The sounds of the Juggernaut's rampage were fainter here, but a deep, rhythmic thud… thud… thud began to vibrate through the very earth beneath their feet. It was no longer just smashing through obstacles; it was walking. Purposefully.
"It's in the main tunnel nexus where the archives are," Axel said, his voice low. "It'll figure out we're not in the vault soon enough."
[SYSTEM WARNING: Structural integrity of current historical tunnel sector: Poor. Vibrations from Juggernaut movement may cause localized collapses. Proceed with extreme caution.]
"No kidding," Axel breathed as a shower of dirt and small stones rained down from the ceiling ahead. Mia expertly sidestepped a larger chunk of dislodged rock that could have easily brained her.
They came to a section where the tunnel floor had partially collapsed, revealing a dark, narrow chasm. A single, rotten wooden beam spanned the gap.
"Don't suppose your telekinesis extends to amateur bridge repair?" Axel asked, eyeing the beam with extreme skepticism.
Mia shook her head, her face pale but set. "It's too narrow for that thing anyway. We go one at a time. Lightly."
She went first, moving with a dancer's grace across the creaking beam. Axel followed, heart in his throat, trying to distribute his weight, every creak of the ancient wood a small gunshot in the oppressive silence.
He could feel the Juggernaut's distant thuds like a monstrous heartbeat.
They were halfway across when a particularly violent tremor shook the tunnel. The beam beneath Axel's feet groaned, then cracked.
"Axel!" Mia yelled, having just reached the other side.
He didn't think; he launched himself forward in a desperate, ungraceful leap, landing heavily on the far edge of the chasm, scrambling for purchase. Mia grabbed his arm, her grip like iron, hauling him the rest of the way just as the rotten beam splintered and fell into the darkness below.
They lay there for a second, panting, side-by-side on the cold earth, the Juggernaut's thuds now perceptibly louder, closer. He was acutely aware of her shoulder pressed against his, the shared adrenaline, the stark terror.

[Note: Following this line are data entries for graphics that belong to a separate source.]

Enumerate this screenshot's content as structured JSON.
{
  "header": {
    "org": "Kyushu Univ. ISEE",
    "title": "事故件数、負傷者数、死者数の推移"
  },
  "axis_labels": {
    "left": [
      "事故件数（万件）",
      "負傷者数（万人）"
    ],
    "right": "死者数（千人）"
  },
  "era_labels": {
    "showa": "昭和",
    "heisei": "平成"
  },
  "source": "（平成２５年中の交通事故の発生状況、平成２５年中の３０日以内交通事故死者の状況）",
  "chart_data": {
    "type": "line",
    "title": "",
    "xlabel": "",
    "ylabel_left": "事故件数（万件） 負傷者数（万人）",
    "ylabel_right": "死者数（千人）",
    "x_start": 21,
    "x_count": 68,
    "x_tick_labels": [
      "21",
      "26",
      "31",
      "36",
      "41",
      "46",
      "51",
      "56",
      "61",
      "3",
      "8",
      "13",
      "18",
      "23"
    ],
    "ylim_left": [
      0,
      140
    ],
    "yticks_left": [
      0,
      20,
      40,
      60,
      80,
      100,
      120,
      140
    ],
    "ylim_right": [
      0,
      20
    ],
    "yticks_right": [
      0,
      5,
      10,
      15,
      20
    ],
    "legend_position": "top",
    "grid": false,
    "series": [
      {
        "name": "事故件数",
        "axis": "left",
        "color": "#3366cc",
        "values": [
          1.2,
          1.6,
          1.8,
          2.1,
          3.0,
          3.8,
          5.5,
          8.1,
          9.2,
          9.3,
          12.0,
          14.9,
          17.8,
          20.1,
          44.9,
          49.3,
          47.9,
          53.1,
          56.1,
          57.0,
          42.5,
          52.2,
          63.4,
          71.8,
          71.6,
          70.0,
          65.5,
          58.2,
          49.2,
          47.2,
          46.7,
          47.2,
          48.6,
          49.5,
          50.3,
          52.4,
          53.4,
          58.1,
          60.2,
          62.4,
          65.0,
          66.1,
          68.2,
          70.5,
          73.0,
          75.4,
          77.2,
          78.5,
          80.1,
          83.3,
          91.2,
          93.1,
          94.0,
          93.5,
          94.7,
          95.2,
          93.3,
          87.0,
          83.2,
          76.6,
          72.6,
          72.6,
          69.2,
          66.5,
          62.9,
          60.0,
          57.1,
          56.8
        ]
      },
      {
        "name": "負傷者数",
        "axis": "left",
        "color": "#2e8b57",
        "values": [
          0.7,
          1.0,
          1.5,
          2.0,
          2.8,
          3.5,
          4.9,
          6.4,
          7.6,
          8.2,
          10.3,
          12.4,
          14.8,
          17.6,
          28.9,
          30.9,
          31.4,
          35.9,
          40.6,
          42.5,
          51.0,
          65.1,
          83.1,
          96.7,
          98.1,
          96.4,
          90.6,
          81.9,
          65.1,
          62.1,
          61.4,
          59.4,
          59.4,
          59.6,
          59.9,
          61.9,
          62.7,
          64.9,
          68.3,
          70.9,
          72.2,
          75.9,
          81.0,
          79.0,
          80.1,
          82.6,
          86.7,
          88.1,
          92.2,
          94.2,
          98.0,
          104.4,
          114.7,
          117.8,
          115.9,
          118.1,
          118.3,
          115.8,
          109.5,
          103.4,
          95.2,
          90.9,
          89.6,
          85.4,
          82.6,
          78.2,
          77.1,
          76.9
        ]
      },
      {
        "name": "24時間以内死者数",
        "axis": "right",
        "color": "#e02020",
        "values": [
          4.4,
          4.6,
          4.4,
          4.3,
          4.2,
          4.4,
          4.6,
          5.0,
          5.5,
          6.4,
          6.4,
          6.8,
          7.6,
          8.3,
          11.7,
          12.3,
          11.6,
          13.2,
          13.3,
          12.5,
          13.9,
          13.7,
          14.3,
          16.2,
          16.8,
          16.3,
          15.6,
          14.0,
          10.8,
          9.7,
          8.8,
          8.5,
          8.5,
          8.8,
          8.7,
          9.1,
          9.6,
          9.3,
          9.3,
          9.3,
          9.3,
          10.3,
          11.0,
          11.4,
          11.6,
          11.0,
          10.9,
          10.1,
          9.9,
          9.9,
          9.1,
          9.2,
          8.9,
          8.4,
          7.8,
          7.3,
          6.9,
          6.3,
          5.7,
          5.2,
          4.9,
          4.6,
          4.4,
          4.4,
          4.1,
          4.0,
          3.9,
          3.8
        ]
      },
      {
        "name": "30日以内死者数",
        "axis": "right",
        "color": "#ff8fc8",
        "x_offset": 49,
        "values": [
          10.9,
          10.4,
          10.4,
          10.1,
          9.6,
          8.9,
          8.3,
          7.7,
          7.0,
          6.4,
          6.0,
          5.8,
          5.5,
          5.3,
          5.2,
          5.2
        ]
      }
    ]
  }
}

"Okay," Axel gasped, pushing himself up.
"New rule. No more historically significant deathtraps if we can avoid it." He looked back at the chasm. "That probably didn't even slow it down."
[SYSTEM ALERT: Juggernaut has deviated from primary tunnel network. It appears to be tracking your bio-signatures through vibrational resonance. Historical tunnel network offers minimal acoustic baffling. Estimated proximity: 200 meters and closing.]
"It's tracking us?" Axel felt a genuine stab of cold fear. This thing wasn't just a brute; it was a hunter.
"Mia, it's in these old tunnels with us now. It smashed its way in."
Mia's eyes widened. "But these passages are too small for it to move quickly…"
"It's probably making them bigger as it goes," Axel guessed grimly. "We need to find a junction, something that branches off, confuse it!"
They pushed onward, the sense of pursuit now a suffocating blanket. The historical tunnels twisted and turned, a disorienting maze. Several times they hit dead ends shown on the ancient blueprints as sealed passages, forcing frustrating, time-consuming detours. Each moment lost felt like a nail in their coffin.
Then, as they rounded a tight bend, the Maglite beam fell upon something unexpected. Not a monster, not a collapse, but a faint, almost imperceptible glimmer of light from beneath a crudely boarded-up section of the tunnel wall ahead. And with it, a muffled sound – not of a Juggernaut, but something else.
Voices. Faint, human voices.
Axel and Mia froze, exchanging a look of disbelief and dawning, desperate hope.
But just as Axel opened his mouth to call out, the tunnel behind them reverberated with a deafening, ear-splitting CRASH, much closer than before.
Debris rained down. The Juggernaut had just taken a shortcut. And it sounded like it was right around the last bend.